The District Commissioner’s assumptions make him seem very ignorant. ‘We have brought a peaceful administration to you and your people so that you may be happy.’ His belief that the Igbo people were unhappy with their way of life for the reader is irritating as most of the Igbo people were seen to be happy before the white men came. ‘ We have a court of law where we judge cases and administer justice.’ The District Commissioner believes that the Igbo people do not have a justice system but yet it is explained in previous chapters. He judges with a lack of knowledge about the Igbo people by saying that justice is administered as ‘in my own country’. He accuses them of ‘molest[ing] others, to burn people’s houses and their places of worship.’ He does not know or has not attempted to find out what was the motive behind it. The Commissioner has picked a number at random for the clan to pay to recompense the burning of the church. The District Commissioner has very arrogant ideas that the Igbo way of life is miserable and that they are not civilised and cannot settle a dispute by themselves and this makes the District Commissioner seem very egotistical and condescending towards the Igbo people.
The symbols used in Achebe’s writing here are very important. The leaders of Umuofia are outnumbered ‘with twelve men’ to their six. This is similar to the biblical betrayal of Jesus by Judas with the twelve disciples. The twelve disciples being the twelve messengers and the District Commissioner thinking of himself as a Jesus figure with his declaration of somehow coming to save the Igbo people. ‘If any man ill-treats you we shall come to your rescue.’ His overconfidence is visible here, however with his hypocrisy and betrayal of the Igbo men’s trust, he is likened to a Judas figure.

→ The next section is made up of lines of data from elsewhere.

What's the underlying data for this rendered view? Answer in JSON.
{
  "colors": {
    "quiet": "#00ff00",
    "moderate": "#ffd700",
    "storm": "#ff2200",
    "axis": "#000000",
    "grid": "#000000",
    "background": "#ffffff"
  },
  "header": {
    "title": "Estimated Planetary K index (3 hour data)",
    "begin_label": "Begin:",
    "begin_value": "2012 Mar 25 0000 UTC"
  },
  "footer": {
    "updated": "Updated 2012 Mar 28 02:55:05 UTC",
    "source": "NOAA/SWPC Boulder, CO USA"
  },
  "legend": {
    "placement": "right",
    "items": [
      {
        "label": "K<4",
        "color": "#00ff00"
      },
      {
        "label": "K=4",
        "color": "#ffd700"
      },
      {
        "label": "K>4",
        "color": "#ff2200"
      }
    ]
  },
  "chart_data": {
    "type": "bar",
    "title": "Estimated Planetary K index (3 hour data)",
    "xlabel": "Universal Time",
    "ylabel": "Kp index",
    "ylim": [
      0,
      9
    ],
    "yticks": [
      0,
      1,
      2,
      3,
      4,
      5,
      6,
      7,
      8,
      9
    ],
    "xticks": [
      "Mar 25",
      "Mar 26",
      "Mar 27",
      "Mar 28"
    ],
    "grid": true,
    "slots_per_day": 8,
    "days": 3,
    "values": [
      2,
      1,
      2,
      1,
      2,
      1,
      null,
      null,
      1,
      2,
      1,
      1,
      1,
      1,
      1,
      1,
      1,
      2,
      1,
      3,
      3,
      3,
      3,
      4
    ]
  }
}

In conclusion, Achebe uses many different ways of showing the District Commissioner in a pompous, self-righteous and deceitful manner, and his messengers as brutal worker of the District Commissioner and whom without power decide to take matters into their own hands. In spite of this, I believe that it is the ignorance portrayed in this passage that is Achebe’s most successful way of depicting the District Commissioner in a negative way.